The Siemens UL1066 is primarily focused on disconnect switches. These devices are designed to isolate electrical circuits, ensuring the safety of both personnel and equipment during maintenance or in case of faults. One of the key features of UL1066 disconnect switches is their high breaking capacity, enabling them to handle significant fault currents without failure. This characteristic is crucial in protecting downstream equipment from damage caused by short circuits. The UL1066 switches are also known for their robust construction, often featuring a metal enclosure that enhances durability and environmental resistance. Additionally, these switches can be operated manually or remotely, offering flexibility in operation and control.

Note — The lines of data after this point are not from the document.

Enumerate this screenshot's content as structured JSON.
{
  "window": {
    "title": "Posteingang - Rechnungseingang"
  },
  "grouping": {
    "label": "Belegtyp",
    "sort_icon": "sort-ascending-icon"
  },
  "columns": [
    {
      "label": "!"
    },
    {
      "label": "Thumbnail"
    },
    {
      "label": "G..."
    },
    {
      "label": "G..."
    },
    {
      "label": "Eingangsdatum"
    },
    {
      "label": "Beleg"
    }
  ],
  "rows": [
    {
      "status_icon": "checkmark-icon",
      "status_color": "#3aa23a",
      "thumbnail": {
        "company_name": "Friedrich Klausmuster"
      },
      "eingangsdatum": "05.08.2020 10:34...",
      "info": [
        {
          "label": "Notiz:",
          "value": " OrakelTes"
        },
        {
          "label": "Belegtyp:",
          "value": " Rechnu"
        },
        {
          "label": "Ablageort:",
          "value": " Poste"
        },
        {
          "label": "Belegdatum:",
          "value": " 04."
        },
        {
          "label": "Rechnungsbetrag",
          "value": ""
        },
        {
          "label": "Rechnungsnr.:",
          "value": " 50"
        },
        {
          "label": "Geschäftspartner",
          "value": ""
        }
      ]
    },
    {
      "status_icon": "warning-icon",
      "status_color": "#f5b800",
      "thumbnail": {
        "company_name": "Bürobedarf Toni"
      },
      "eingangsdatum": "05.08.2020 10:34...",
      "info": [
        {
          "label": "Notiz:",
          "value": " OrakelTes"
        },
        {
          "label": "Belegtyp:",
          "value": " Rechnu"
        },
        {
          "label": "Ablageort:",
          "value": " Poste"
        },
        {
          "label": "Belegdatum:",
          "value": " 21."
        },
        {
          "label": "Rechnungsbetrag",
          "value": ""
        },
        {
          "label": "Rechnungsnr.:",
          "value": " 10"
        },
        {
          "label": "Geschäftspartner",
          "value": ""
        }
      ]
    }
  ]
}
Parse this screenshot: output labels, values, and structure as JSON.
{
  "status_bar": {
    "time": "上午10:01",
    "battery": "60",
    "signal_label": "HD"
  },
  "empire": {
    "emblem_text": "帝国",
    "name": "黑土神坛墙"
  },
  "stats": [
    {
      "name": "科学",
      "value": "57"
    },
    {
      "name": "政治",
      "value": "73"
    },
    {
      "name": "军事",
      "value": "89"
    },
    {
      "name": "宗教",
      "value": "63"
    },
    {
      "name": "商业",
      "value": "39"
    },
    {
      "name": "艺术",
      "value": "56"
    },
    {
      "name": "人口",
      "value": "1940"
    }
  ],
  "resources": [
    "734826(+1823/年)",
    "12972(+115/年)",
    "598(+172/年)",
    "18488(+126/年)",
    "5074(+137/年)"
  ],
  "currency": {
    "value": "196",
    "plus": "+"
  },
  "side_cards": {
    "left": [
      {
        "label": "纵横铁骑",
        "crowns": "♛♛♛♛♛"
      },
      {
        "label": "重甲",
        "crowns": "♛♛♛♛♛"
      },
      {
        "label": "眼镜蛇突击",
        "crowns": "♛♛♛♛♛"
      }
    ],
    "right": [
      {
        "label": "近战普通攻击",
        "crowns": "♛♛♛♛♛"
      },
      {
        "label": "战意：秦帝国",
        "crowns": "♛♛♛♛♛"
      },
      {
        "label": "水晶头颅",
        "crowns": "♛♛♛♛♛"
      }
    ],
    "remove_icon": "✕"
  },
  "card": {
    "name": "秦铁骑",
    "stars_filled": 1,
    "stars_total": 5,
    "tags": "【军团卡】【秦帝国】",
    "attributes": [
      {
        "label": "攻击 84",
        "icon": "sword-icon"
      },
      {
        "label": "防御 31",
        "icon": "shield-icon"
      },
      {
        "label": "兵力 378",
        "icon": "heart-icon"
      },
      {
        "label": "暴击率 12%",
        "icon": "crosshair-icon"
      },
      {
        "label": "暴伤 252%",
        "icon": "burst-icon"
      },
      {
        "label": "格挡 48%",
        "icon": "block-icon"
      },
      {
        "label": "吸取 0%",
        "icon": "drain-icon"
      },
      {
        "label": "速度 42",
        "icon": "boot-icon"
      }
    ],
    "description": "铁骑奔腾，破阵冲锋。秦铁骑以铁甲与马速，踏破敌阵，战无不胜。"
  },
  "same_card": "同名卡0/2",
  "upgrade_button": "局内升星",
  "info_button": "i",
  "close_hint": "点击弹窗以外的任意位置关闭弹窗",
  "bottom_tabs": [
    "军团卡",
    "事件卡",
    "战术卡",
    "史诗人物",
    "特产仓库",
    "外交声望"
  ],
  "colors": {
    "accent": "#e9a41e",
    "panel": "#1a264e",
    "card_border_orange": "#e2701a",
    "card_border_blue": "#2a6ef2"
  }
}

On the other hand, Siemens UL489 circuit breakers provide comprehensive protection against overcurrents and short circuits. These devices not only interrupt fault currents but also protect connected devices from damage due to overload situations. Key features of UL489 circuit breakers include adjustable trip settings, which allow users to customize the response to overcurrent conditions based on specific application requirements. This adaptability makes them suitable for a wide range of environments, from large industrial plants to smaller commercial buildings.

Both UL1066 and UL489 products are constructed with advanced technologies, such as thermal-magnetic or electronic trip mechanisms in UL489 devices, ensuring precise and timely interruption of fault currents. These technologies promote energy efficiency and stability within electrical systems. In addition, many of these devices are equipped with indication features, providing clear visual status cues for quick assessment in emergency situations.

In terms of characteristics, both UL1066 and UL489 devices adhere to rigorous testing and certification processes to meet UL standards. This compliance assures users of their performance and reliability. Furthermore, the devices are designed to accommodate a wide range of operating temperatures and environmental conditions, making them versatile choices for various applications.

In summary, Siemens UL1066 and UL489 devices are paramount in ensuring safety and efficiency in electrical circuits. Their advanced features and robust construction make them indispensable in protecting both personnel and equipment in an array of industrial and commercial applications.